Wie kommt es zu dieser Gewalt und Tötungen?

Gründe für die polizeilichen Übergriffe sind in den seltensten Fällen Überreaktionen
einzelner Beamt:innen in konkreten Situationen. Vielmehr ist der Polizeiapparat,
dem Befugnisse zur Gewaltanwendung an die Hand gegeben werden, die
Bedingung dafür, dass es immer wieder zu Polizeigewalt kommt. Auch die toxisch
männliche Copculture braucht die Gewalt gegen Unterlegene zur
Selbstvergewisserung ihrer eigenen Autorität.

Ein anderer Punkt ist die Sicherheit vor Konsequenzen, in der sich die gewalttätigen
Beamt:innen wiegen, weil Vorgesetzte, Gerichte und Politiker:innen sich immer
wieder schützend vor sie stellen. Solange es diese strukturellen Bedingungen gibt,
werden immer wieder Menschen misshandelt, gefoltert und ermordet, sodass die
einzige Konsequenz die Forderung nach Abschaffung der Institution Polizei sein
kann. Einen Diskussionsvorschlag, wie das in Deutschland mittelfristig aussehen
könnte, haben wir letztes Jahr vorgestellt.

„Abolish The Police!“ ist keine Forderung, die sich ohne notwendige
gesellschaftliche Veränderungen vollziehen kann. Kapitalismus und Nationalstaat,
als die zu schützende sog. „Sicherheit und Ordnung“ müssen daher ebenso kritisiert
und überwunden werden, wie wir solidarische Mechanismen im Umgang mit
Gewalt und Konflikten in unseren Communities entwickeln müssen.

Wir brauchen mediationsbasierte Konfliktlösungsmechanismen. Wir müssen
aufhören, der Polizei die Zuständigkeit für soziale Konflikten zuzuschieben. Kein
Mensch ist illegal. Niemand sollte aus seiner Wohnung vertrieben werden, weil sie
zu teuer ist, erst recht nicht von der Polizei. Niemand sollte eine bewaffnete Gruppe
von inkompetenten Polizist:innen gegenüberstehen müssen, wenn man eigentlich
professionelle psychosoziale Unterstützung braucht. Niemand sollte wegen der
Herkunft oder des Aussehens abgewertet werden.
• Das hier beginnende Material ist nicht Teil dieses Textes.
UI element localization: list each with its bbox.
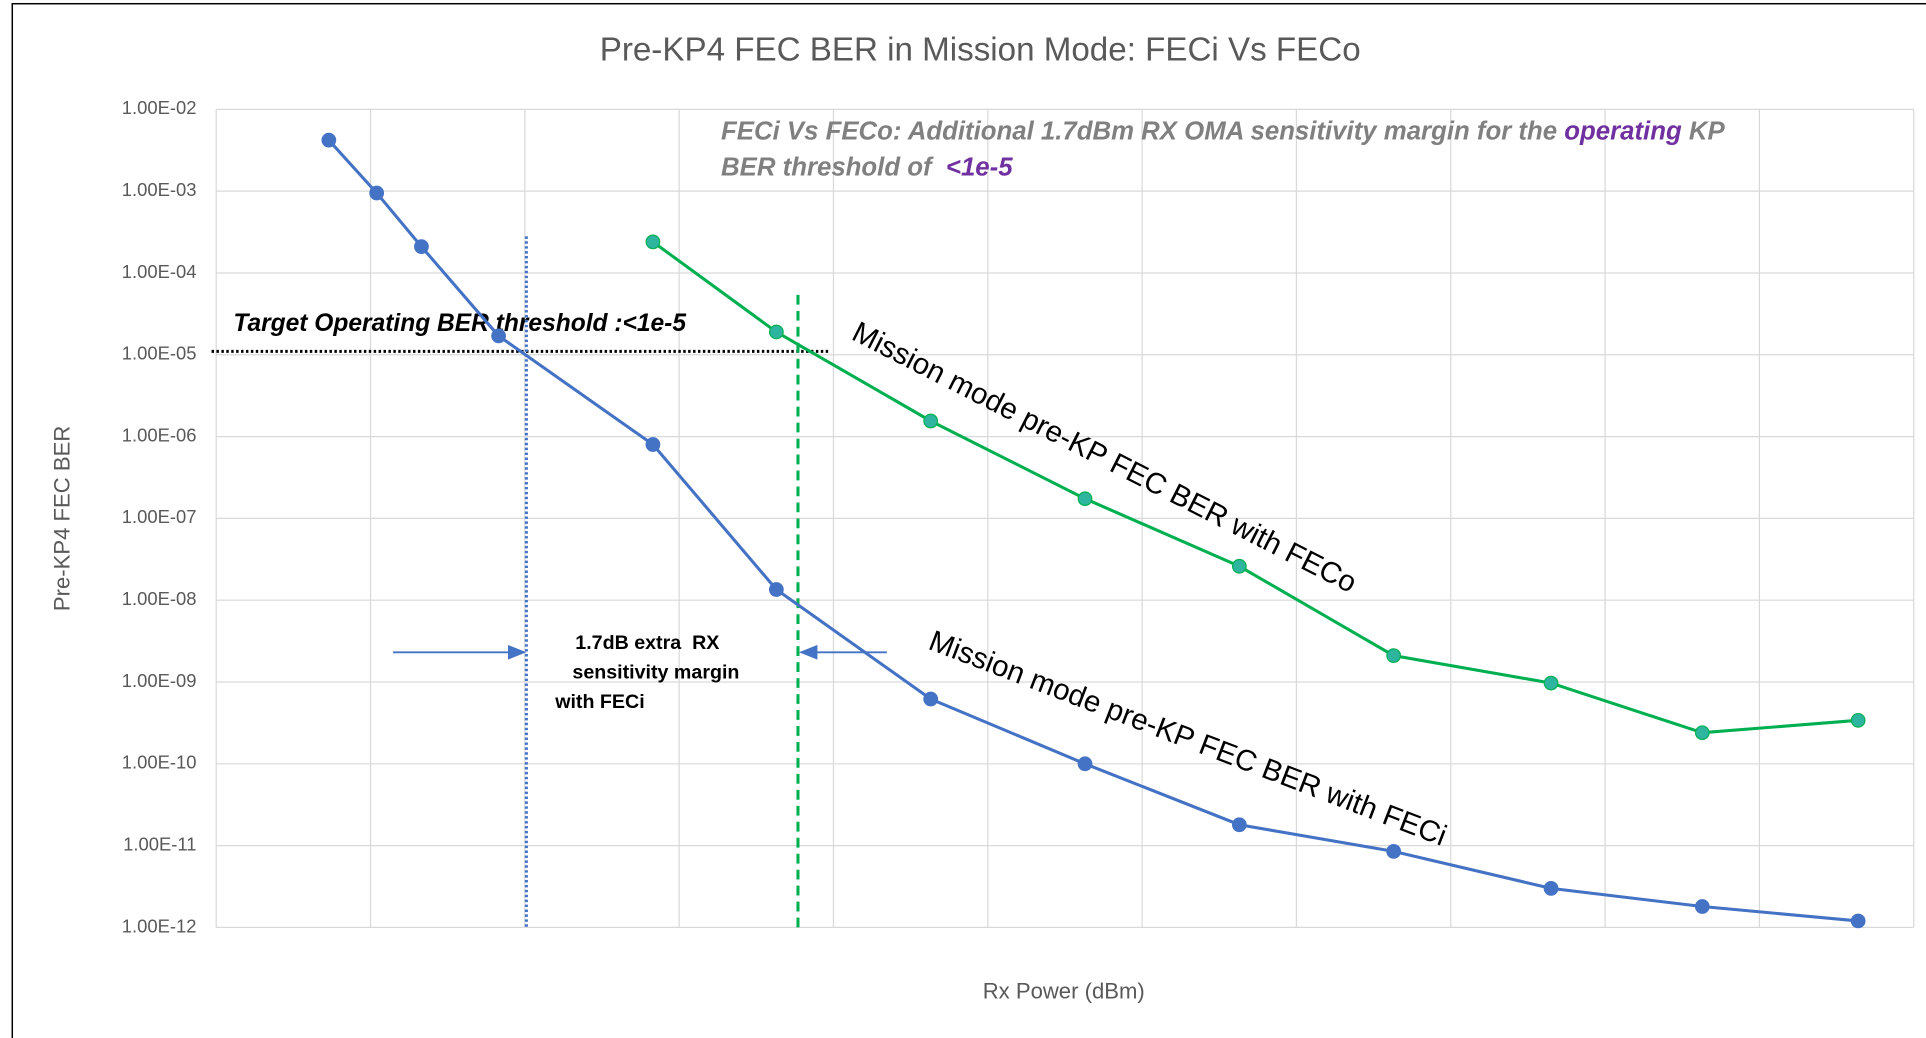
y-tick-label: 1.00E-05	[122, 343, 197, 364]
data-point	[1543, 675, 1559, 691]
y-tick-label: 1.00E-03	[122, 179, 197, 200]
data-point	[1386, 648, 1402, 664]
y-tick-label: 1.00E-06	[122, 424, 197, 445]
grid	[215, 108, 1915, 929]
data-point	[923, 691, 939, 707]
y-tick-label: 1.00E-11	[123, 833, 196, 854]
y-tick-label: 1.00E-02	[122, 97, 197, 118]
data-point	[1543, 881, 1559, 896]
margin-label: 1.7dB extra RX	[575, 632, 719, 654]
y-tick-label: 1.00E-12	[122, 915, 197, 936]
annotation: FECi Vs FECo: Additional 1.7dBm RX OMA s…	[721, 118, 1725, 146]
data-point	[645, 234, 661, 250]
x-axis-label: Rx Power (dBm)	[983, 978, 1145, 1003]
data-point	[768, 324, 784, 340]
annotation-text: BER threshold of	[721, 153, 946, 181]
annotation-text: operating	[1564, 118, 1682, 146]
data-point	[321, 132, 337, 148]
data-point	[1850, 712, 1866, 728]
chart-border	[11, 2, 1926, 1038]
data-point	[768, 582, 784, 597]
data-point	[1077, 491, 1093, 507]
data-point	[1231, 817, 1247, 833]
threshold-label: Target Operating BER threshold :<1e-5	[233, 310, 686, 337]
data-point	[1231, 558, 1247, 574]
data-point	[1850, 913, 1866, 929]
data-point	[491, 328, 506, 344]
annotation-text: KP	[1682, 118, 1726, 146]
data-point	[645, 437, 661, 452]
margin-label: with FECi	[554, 691, 644, 713]
data-point	[1694, 725, 1710, 741]
annotation: BER threshold of <1e-5	[721, 153, 1013, 181]
y-tick-label: 1.00E-07	[122, 506, 197, 527]
data-point	[414, 239, 429, 254]
y-tick-label: 1.00E-10	[122, 752, 197, 773]
y-tick-label: 1.00E-08	[122, 588, 197, 609]
y-tick-label: 1.00E-04	[122, 261, 197, 282]
data-point	[1694, 899, 1710, 914]
y-tick-label: 1.00E-09	[122, 670, 197, 691]
annotation-text: <1e-5	[946, 153, 1013, 181]
annotation-text: FECi Vs FECo: Additional 1.7dBm RX OMA s…	[721, 118, 1564, 146]
margin-label: sensitivity margin	[572, 661, 739, 683]
data-point	[1386, 844, 1402, 859]
chart-title: Pre-KP4 FEC BER in Mission Mode: FECi Vs…	[600, 31, 1361, 68]
data-point	[923, 413, 939, 429]
data-point	[369, 185, 385, 201]
y-axis-label: Pre-KP4 FEC BER	[50, 426, 75, 611]
data-point	[1077, 756, 1093, 772]
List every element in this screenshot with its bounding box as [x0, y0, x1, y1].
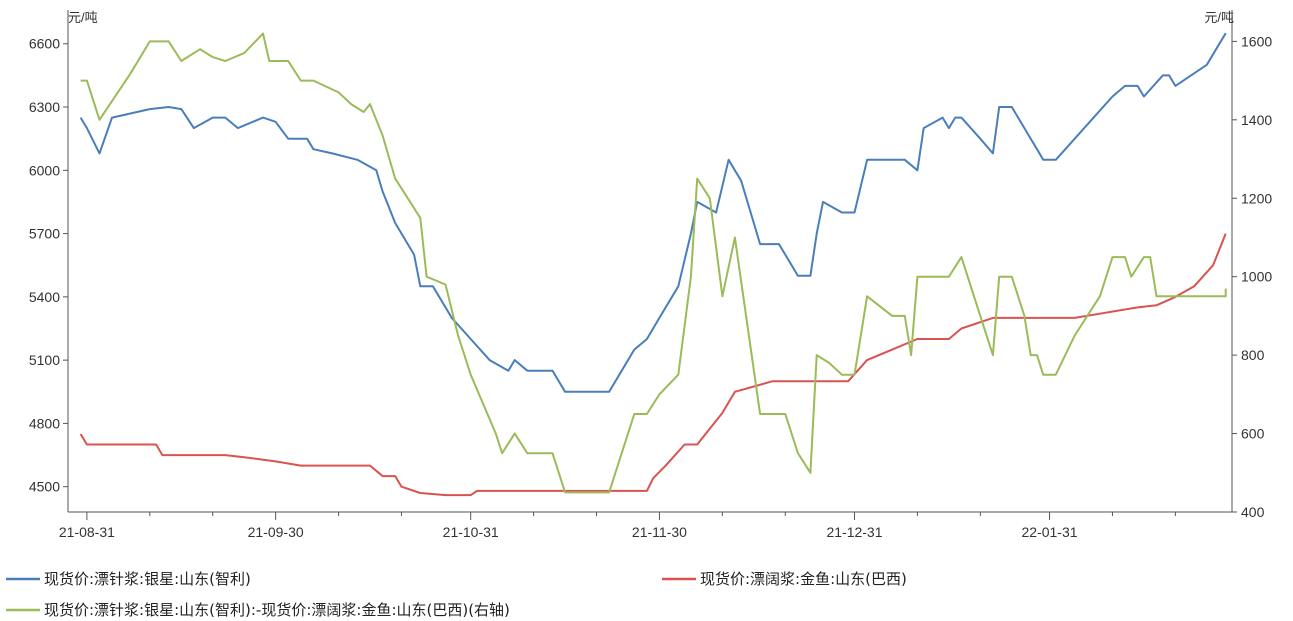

Wir müssen uns gegenseitig unterstützen. Diskriminierendes und sonstiges
rechtswidriges Verhalten der Polizei sollte nicht widerspruchslos hinzunehmen.
Wenn ihr rassistische Kontrollen beobachtet, interveniert in diese und bietet den
betroffenen Personen eure Unterstützung an. Versucht brenzlige Situationen zu
deeskalieren. Wir brauchen soziale Sicherheit und soziale Lösungen für
gesellschaftliche Probleme statt Überwachung, Schikane und Gewalt.